Using chakra colors, imagine breathing in bright yellow energy from the sun into your Solar Plexus or navel area and breathing out your stress. Or pull in inspiration from the heavens, visualizing violet or white light coming in with the breath through the Crown Chakra, and exhale your stress by breathing it out with awareness at the bottom of your feet.

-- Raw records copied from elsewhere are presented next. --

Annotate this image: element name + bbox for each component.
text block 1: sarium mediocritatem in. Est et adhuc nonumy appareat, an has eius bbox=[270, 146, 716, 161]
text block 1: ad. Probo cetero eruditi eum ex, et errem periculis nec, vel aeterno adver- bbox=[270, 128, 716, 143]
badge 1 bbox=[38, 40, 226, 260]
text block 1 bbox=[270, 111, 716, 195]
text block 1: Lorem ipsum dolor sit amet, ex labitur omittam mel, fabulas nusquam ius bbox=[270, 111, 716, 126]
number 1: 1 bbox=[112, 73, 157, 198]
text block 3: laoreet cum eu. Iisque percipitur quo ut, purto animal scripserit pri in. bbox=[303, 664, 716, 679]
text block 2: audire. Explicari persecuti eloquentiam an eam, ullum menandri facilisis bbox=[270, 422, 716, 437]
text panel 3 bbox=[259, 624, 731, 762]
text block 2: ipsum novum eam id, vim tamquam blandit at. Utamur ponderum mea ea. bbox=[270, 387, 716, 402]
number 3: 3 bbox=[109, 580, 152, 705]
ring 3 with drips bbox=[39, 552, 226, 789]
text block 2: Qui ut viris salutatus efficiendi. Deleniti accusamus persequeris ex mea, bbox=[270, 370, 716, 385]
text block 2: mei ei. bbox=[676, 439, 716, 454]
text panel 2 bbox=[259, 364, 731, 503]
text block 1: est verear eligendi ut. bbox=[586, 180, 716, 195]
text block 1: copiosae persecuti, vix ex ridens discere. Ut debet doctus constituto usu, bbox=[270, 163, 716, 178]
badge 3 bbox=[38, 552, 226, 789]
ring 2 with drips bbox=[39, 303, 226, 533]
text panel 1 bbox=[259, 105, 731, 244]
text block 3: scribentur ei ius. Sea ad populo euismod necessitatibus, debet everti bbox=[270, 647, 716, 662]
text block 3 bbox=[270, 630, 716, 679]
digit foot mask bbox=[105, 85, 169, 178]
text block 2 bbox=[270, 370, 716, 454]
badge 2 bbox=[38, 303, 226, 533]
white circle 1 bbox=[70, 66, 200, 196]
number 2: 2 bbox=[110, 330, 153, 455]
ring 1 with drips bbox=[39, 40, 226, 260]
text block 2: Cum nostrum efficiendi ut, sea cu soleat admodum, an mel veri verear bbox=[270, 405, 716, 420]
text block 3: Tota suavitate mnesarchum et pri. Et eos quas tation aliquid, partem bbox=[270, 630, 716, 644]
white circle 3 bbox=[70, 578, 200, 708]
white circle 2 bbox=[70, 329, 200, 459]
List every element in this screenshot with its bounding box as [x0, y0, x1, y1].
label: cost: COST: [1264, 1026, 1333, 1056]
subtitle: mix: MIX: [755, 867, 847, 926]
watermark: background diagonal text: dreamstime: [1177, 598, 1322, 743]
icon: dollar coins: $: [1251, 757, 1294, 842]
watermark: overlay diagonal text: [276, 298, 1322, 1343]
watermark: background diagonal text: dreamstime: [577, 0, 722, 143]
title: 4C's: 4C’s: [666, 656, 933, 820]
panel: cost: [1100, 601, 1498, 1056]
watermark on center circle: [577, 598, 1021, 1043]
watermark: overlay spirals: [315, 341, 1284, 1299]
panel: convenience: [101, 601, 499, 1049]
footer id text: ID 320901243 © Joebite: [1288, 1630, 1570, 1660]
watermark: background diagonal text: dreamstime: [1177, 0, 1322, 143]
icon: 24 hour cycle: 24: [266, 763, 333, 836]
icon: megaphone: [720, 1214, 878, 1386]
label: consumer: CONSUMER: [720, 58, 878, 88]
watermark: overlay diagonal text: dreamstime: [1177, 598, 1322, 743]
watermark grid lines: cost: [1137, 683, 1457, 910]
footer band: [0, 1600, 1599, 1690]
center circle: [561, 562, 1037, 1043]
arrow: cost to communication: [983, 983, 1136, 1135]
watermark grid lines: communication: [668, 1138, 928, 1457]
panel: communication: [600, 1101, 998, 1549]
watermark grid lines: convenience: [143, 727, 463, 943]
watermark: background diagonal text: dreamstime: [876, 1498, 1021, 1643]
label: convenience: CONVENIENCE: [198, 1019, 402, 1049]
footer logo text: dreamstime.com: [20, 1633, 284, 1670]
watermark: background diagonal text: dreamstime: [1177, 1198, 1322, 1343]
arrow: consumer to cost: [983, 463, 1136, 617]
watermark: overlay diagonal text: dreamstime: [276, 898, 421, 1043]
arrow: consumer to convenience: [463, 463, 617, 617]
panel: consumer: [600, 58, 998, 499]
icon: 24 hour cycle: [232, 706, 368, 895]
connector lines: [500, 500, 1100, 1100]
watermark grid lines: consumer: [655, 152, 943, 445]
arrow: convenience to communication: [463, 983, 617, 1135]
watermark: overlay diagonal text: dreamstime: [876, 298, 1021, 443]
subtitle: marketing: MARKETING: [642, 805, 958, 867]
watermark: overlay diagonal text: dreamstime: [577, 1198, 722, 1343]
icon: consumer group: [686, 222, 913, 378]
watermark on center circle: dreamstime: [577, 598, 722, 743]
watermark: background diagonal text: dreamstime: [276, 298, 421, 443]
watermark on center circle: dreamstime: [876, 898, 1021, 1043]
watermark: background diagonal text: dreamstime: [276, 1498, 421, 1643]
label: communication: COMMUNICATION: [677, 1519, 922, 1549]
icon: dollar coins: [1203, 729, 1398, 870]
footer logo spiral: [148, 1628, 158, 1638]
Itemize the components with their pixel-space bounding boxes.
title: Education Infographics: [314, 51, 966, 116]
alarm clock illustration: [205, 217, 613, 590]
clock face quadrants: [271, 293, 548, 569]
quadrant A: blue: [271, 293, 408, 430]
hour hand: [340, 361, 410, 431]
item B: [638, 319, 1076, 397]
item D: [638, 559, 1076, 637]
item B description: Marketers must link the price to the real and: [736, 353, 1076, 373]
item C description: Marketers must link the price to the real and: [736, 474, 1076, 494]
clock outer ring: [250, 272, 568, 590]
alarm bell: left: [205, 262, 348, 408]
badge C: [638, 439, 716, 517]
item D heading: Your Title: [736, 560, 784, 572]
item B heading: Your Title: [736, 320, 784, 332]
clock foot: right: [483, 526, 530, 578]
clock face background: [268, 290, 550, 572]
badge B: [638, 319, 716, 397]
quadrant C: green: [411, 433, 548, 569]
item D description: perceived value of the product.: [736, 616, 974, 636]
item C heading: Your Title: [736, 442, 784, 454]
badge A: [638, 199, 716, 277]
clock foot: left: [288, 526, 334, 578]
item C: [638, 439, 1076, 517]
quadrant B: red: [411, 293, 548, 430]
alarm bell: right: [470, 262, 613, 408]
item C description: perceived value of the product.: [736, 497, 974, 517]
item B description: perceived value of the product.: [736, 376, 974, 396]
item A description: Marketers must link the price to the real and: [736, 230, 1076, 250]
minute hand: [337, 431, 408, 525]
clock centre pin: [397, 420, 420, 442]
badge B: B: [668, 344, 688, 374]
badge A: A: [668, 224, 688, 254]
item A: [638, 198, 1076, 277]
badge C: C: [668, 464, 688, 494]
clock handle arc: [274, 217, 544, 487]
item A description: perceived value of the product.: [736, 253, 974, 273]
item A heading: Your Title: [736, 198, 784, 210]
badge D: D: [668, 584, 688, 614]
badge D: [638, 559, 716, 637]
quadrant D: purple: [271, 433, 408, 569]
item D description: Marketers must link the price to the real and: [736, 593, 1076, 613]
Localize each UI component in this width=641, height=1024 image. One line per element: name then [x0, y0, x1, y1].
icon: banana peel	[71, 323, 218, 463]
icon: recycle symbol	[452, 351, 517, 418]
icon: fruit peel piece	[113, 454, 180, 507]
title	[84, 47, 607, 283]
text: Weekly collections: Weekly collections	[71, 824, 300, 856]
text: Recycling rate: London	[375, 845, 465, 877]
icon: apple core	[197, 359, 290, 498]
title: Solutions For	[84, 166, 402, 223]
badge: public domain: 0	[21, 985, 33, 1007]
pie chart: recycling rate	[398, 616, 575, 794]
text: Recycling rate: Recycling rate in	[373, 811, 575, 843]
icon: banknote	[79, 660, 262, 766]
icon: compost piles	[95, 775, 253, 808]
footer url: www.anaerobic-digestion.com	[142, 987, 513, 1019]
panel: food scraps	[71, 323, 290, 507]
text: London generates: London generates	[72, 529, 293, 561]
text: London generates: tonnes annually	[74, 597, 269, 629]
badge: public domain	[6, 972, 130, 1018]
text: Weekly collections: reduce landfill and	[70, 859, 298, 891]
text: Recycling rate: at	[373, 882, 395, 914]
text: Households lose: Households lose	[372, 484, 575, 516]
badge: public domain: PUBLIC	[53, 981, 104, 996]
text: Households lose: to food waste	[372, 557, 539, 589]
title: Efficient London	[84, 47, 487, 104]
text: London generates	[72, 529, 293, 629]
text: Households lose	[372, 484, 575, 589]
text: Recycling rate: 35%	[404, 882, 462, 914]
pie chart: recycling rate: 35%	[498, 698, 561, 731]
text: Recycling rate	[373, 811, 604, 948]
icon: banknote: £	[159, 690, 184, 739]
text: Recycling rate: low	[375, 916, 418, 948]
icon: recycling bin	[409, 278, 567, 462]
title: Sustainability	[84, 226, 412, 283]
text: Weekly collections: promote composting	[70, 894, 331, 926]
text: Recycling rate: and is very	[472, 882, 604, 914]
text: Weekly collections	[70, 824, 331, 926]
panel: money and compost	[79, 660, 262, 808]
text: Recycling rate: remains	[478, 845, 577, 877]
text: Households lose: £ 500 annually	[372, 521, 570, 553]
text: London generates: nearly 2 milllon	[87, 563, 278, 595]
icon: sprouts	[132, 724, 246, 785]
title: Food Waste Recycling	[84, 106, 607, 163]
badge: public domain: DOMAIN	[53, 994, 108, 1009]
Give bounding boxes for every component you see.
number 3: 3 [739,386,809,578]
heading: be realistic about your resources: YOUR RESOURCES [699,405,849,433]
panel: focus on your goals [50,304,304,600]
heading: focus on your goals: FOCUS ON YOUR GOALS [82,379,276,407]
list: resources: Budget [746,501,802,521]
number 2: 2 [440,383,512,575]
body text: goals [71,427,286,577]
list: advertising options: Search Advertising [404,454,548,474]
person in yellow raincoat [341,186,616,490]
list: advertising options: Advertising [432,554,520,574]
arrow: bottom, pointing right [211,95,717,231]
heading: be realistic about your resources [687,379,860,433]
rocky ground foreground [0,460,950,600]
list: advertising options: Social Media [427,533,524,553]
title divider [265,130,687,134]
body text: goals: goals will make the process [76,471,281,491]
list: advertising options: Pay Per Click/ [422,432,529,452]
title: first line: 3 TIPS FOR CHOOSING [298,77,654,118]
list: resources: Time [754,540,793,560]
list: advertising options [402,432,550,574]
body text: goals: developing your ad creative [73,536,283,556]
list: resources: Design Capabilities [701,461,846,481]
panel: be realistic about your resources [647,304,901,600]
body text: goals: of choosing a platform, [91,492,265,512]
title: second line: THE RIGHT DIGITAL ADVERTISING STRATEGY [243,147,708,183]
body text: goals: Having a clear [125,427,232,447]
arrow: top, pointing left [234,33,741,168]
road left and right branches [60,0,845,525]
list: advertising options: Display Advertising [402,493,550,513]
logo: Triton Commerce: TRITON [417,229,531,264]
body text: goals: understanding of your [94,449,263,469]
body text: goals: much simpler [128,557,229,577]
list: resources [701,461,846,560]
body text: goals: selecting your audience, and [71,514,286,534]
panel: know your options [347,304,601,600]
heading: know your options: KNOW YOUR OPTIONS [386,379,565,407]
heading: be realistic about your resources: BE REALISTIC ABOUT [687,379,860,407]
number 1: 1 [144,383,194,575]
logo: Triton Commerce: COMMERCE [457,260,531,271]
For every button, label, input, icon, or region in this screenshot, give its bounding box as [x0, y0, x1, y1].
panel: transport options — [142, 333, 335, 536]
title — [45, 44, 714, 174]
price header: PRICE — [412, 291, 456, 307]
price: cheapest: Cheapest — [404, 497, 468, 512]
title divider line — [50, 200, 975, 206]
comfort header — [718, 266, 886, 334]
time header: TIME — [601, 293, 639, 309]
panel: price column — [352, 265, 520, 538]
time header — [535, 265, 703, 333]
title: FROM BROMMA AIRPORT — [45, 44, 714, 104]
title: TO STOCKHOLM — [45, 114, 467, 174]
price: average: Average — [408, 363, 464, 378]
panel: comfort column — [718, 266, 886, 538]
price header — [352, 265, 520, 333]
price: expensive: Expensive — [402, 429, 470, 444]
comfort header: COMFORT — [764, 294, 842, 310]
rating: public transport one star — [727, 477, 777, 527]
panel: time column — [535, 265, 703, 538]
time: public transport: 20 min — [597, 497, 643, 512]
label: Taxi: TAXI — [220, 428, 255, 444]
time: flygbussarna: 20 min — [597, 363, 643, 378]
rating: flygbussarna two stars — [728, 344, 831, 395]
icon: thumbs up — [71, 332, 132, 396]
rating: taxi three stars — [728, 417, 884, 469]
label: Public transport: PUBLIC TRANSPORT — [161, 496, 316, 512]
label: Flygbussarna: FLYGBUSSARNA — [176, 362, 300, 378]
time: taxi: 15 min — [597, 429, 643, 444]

Here’s one more tool that can help keep your appetite in check. Chopra credits Ann Doherty for the following meditation that can help you better manage your diet, by making you more aware of what and how you eat:

  Hunger Awareness Meditation

  • Before you eat, breathe in and out of your belly a few times to relax.
  • Focus on your body and how you experience hunger.
  • Rate your hunger on a scale of 1 (none) to 10 (very).
  • If you’re not actually hungry, your cravings may be caused by dehydration – sip a glass of water or cup of herbal tea and see how you feel. If you’re fatigued, take a short nap or listen to a guided meditation (preferably with your feet elevated).
  • If you’re truly hungry, make nourishing choices.
  • Periodically stop, put down your fork or spoon and breathe. A fun idea is to try eating with your opposite hand to slow things down.
  • Chew fully and slowly to give your body time to note satiety or fullness – it usually takes 20 minutes.
  • Using non-judgmental awareness and experimentation, periodically rate your fullness on a scale of 1-10 (very).
  • Stop eating when you feel 80% full or when you reach an 8, still feeling comfortable enough to go for a walk.